So Why Even Bother with Encryption?
The truth is, average computer users don’t need to encrypt all of their data. Just ask yourself, does this need to be secure? If you’re a college student and you just have funny cat photos and a bunch of homework on your drive, then probably not.
If you’re sending sensitive personal information like your social security number to someone, then I think encryption is certainly a good idea. If you have sensitive business information or your tax returns on a drive, the same holds true.
Many businesses also have regulations regarding a lot of the information they handle, such as payroll information or customer information. For example, Gillware has rules to follow regarding the security of our customers’ data as laid out by the SOC 2 Type II audit. In these cases, encryption is not only necessary but required in order to be compliant of those regulations. Some organizations also have their own regulations to follow, such as required encryption across an email network.
Where we run into a contested area is when we consider that many new drives, self-encrypting drives to be exact, are coming with encryption standard as part of their hardware. All the data that goes onto the drive is encrypted before it’s stored. When the user wants to read that data, the drive then decrypts the data before sending it along to the user.
Since these drives encrypt extremely transparently (invisible to the user, no effects on performance) and self-encryption isn’t heavily advertised as a feature, most people who have them don’t even know it. They only find out after it’s too late; their laptop’s SED has failed and their data is locked inside the encryption.
Of course, if you ARE aware of your SED and you’ve set up a password to be prompted upon start-up, then you stand a chance. Otherwise, the data was being encrypted all along without the user’s knowledge and now it is unrecoverable.
There are advantages to SED’s to be sure, but they tend to cause us a few problems now and then.
What’s the Endgame?
The short answer is we’re not sure. There are currently plenty of smart people working to address this issue with encryption, but as it stands there is still a dichotomy between data security and recoverability. In some cases, our engineers have been able to recover data from self-encrypting drives using some cool techniques, but most of the time, without a key, the data is unrecoverable.
We’ve even started the Data Recovery/Erase Special Interest Group (listed in the update at the end of the article) with data recovery labs, SSD manufacturers, and computer organizations like the Trusted Computing Group, all working together to find solutions.
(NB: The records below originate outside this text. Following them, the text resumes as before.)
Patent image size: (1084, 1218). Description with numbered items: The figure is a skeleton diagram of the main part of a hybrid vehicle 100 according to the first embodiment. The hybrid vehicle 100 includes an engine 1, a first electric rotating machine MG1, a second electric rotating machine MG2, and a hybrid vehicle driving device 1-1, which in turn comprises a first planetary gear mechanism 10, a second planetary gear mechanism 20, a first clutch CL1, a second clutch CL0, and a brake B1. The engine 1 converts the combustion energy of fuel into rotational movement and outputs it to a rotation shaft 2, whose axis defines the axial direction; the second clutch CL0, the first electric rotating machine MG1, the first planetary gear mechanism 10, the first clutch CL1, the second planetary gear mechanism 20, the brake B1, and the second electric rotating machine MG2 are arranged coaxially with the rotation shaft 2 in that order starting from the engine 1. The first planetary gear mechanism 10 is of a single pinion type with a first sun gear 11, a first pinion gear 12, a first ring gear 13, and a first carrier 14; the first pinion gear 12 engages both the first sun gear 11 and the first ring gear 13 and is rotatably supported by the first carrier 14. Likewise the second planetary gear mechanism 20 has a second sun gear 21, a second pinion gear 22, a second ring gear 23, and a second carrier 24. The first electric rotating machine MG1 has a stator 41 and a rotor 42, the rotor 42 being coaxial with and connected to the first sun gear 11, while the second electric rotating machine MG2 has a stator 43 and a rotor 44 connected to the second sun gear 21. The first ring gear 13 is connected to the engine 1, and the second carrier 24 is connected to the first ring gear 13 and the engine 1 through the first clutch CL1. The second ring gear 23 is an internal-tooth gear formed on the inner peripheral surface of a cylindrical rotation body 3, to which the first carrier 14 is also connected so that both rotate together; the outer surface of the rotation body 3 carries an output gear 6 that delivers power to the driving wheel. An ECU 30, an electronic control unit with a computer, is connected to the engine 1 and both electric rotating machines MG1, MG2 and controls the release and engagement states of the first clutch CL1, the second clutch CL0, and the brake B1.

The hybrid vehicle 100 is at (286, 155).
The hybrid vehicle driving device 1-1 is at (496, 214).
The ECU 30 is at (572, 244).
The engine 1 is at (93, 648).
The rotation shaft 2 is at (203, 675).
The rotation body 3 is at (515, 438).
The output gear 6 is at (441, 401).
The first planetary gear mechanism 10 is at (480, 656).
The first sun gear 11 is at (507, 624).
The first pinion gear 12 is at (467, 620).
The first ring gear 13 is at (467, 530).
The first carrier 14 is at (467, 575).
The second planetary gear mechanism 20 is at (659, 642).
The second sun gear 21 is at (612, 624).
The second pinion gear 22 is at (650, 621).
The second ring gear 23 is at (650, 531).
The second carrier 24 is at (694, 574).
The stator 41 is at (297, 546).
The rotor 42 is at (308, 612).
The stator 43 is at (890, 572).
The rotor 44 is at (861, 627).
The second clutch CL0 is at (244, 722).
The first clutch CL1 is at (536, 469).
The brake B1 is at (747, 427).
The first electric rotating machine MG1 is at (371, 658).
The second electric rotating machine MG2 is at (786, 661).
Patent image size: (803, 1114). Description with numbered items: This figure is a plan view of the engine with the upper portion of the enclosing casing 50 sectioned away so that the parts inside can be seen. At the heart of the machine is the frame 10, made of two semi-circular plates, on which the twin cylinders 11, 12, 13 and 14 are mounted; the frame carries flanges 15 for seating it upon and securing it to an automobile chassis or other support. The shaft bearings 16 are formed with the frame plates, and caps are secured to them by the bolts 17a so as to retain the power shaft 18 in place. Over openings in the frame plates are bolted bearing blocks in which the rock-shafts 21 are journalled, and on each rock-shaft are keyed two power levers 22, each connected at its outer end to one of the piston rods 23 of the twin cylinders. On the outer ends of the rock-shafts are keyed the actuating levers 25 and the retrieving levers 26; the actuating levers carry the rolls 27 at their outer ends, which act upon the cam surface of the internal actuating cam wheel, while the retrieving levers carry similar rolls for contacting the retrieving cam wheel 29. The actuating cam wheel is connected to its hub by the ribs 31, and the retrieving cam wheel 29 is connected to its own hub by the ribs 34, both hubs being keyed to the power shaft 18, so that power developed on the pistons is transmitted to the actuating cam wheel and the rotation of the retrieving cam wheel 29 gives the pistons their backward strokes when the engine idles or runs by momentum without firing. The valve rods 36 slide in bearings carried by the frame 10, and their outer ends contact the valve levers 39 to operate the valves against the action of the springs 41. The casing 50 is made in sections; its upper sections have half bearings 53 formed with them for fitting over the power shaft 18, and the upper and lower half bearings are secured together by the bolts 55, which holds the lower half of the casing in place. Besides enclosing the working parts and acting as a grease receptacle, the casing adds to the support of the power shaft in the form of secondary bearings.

For anyone needing encryption, being aware of how you’re using encryption and when it’s actually necessary are two big steps to avoiding data loss from encryption gone wrong. Beyond that, luck helps.
Perhaps a better tomorrow exists where we don’t have to trade security for recoverability in our encryption. We’re optimistic, you should be too. Like I said, there are a lot of smart and dedicated people working on this. But for today and the near future, encryption with recoverability remains an enigma.